Dermal patches have been advertised as an aid for slimming, treating illness and providing general health benefits but many ads the ASA have investigated have been patchy when it comes to the Code.

If your ads make medicinal claims for products they must have a licence from the relevant authority before they are marketed, see rule  12.1. An ad which claimed to cause weight loss, which is a medicinal claim, and an ad for a different patch that claimed that it could treat prostate issues were both upheld because the products had not been licensed by the Medicines and Health Regulatory Authority (MHRA). Similarly, a weight loss patch ad made claims that the product could treat, reduce or prevent symptoms of various conditions including “eczema in infants”, “allergies”, “intestinal infections” and “depression, anxiety, stress and memory”. That was also upheld because the product was not licensed by the MHRA.

If you make objective claims about your product ensure you hold evidence to support them: see rule 3.7. Complaints about ads for patches that claimed to assist energy, focus, memory, improved skin, aging, mood, stress and motivation were also upheld.
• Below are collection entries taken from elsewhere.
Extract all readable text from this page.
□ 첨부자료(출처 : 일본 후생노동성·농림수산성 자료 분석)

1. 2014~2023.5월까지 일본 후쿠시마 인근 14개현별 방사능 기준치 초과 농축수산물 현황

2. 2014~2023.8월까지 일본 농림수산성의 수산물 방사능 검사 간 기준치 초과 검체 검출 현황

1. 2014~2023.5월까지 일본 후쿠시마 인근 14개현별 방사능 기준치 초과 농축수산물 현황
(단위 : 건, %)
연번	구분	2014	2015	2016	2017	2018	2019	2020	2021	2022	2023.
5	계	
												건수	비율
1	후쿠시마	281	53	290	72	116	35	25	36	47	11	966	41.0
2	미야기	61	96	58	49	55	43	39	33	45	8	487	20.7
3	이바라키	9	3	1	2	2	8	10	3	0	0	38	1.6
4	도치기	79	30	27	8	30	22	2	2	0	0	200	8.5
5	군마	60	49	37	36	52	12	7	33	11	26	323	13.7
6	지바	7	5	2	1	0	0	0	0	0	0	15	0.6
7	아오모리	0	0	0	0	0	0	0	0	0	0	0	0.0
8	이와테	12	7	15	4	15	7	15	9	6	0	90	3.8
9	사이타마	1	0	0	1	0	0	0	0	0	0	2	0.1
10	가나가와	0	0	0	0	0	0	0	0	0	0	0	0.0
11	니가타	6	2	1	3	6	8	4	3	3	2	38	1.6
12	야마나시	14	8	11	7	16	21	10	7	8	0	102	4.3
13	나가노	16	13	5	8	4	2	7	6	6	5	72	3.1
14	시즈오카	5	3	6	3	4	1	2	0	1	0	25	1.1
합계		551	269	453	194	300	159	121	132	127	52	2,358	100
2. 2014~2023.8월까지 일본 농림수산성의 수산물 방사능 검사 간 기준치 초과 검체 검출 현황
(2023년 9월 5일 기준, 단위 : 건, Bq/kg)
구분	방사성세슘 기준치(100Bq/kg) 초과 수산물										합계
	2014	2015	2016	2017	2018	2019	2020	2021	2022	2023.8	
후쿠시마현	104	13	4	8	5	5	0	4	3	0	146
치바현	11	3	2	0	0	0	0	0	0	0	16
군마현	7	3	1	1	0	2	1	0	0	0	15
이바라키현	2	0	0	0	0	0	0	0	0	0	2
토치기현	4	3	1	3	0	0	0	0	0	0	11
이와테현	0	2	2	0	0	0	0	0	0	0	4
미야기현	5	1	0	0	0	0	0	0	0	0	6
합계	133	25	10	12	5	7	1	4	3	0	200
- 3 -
While a large body of evidence was submitted for individual components of those patches, including clinical trials, the trials only considered oral and topical application, rather than as a patch, and in doses that far exceeded that found in the product.

If you use testimonials or endorsements in your marketing you must hold evidence they are genuine, see rule 3.47. The ASA upheld against an ad for a weight loss patch because the ad featured testimonials claiming the product could achieve weight loss (which was also a medicinal claim), but the advertiser provided no evidence they were genuine. In addition, the ad claimed that high profile actresses had endorsed the product but only much later in the ad did it state the actresses recommended general probiotics and not the specific product. 

Finally as well as not being misleading, ads must be prepared with a sense of responsibility: see rule 1.3. An ad for a slimming patch was deemed irresponsible because it normalised the aspiration to be dangerously thin by featuring an unhealthily thin woman as an “after” result using their product.

If you adhere to these top tips your ads should stick to the rules.